Décidément, il ne se passe pas une semaine sans qu'un nouveau sujet de discussion ne vienne agiter le vitisphère, pour reprendre les termes utilisés par Chrisophe hier. Cette fois, un projet de directive européenne viserait à autoriser le production de vin rosé en mélangeant simplement du vin rouge et du vin blanc. Bref en ne se basant que sur la couleur et en oubliant ce qui fait la particularité de ces vins: la vinification et les cépages utilisés.
(Les rosés sont) "des vins fruités, de structure légère et qui se boivent frais [...] il n'en reste pas moins vrai qu'ils ne sont pas de grande classe [...] on ne leur apporte pas toujours les soins nécessaires [...] surtout on leur réserve rarement les meilleures vendanges [...] ce type de vinification peut être recommandé pour éviter certains défauts des raisins noirs manquant de maturité, atteints de pourriture [...] ou pour obtenir un vin rouge plus concentré. "
Cette citation (" Traité d'oenologie" de Dunod) résume le statut dans lequel le vin rosé a longtemps (et est parfois encore) été enfermé: un vin secondaire, élaboré par défaut, sans grande technicité et indigen de l'intérêt de l'oenologue!
Et il semblerait, au vu de ce projet de directive européenne autorisant la production de vin rosé en mélangeant vin rouge et vin blanc, que l'Union Européenne ne le tienne pas non plus en haute estime.
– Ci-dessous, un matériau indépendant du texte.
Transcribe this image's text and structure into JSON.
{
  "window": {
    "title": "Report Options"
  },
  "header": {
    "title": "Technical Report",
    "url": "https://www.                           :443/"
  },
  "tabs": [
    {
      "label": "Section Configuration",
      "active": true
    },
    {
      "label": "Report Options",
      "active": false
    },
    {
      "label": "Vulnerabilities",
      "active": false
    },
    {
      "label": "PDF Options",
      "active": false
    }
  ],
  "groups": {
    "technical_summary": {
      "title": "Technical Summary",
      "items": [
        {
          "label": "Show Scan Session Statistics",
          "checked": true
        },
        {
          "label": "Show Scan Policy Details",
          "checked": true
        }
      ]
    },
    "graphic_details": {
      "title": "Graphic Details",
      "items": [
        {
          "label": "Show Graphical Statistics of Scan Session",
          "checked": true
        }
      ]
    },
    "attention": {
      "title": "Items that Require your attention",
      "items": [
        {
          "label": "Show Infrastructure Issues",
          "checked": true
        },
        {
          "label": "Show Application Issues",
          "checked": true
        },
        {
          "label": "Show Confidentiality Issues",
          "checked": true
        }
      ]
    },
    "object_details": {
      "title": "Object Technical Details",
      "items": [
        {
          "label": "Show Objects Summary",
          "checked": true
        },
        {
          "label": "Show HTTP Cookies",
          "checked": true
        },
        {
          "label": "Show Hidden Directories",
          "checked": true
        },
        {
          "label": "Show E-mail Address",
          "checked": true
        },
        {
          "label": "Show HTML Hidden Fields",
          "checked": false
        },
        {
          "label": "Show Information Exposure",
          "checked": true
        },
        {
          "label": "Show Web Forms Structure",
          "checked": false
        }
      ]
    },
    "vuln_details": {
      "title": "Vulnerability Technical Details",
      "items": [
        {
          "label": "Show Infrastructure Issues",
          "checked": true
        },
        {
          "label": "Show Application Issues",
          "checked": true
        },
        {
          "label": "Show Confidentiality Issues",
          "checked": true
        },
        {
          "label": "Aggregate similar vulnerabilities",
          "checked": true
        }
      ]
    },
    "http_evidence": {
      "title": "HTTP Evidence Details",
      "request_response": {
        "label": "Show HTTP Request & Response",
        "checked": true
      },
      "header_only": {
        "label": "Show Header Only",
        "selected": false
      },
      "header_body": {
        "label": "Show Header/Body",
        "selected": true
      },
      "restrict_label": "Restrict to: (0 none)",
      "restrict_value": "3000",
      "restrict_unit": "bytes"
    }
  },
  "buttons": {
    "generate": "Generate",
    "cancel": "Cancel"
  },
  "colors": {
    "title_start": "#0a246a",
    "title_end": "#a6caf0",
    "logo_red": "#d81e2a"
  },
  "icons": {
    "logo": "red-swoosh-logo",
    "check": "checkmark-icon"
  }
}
Et ce, bien que sur les 15 dernières années, sa consommation soit passée de 8% à 15% de la consommation totale de vins en France, qu'il soit probablement l'un des plus vieux vins de l'histoire, et que la France en soit le premier producteur mondial.
Ce projet a provoqué une levée de boucliers chez les producteurs de rosé, notamment dans le Sud-Est. Selon Jean-Claude Pellegrin, représentant de l'associaton "Vignerons 13", "toutes les autres régions de France sont pour ce texte. C'est un marché qui peut devenir porteur et des producteurs veulent profiter de cette autorisation pour trouver de nouveaux marchés".
Pire, ce mélange, qui selon M. Pellegrin "ne peut pas s'appeler rosé, celui-ci étant l'aboutissement d'une vinification particulière, d'un certain cépage", pourrait aussi être classé en AOC.
Selon la Commission Européenne, cette mesure serait un moyen de libérer l'Europe des "entraves œnologiques" et d'ouvrir de nouveaux marchés, comme la Chine. Mais aussi un moyen de rivaliser avec l'Afrique du Sud et l'Australie qui pratiquent déjà le coupage du vin blanc et du vin rouge.
Un vote définitif doit intervenir le 27 avril prochain. Si le texte devait être adopté, les vignerons de Provence envisagent déja des dispositions, comme celle d'introduire un étiquetage différent pour différencier les "vrais" rosés de ceux issus de ce mélange.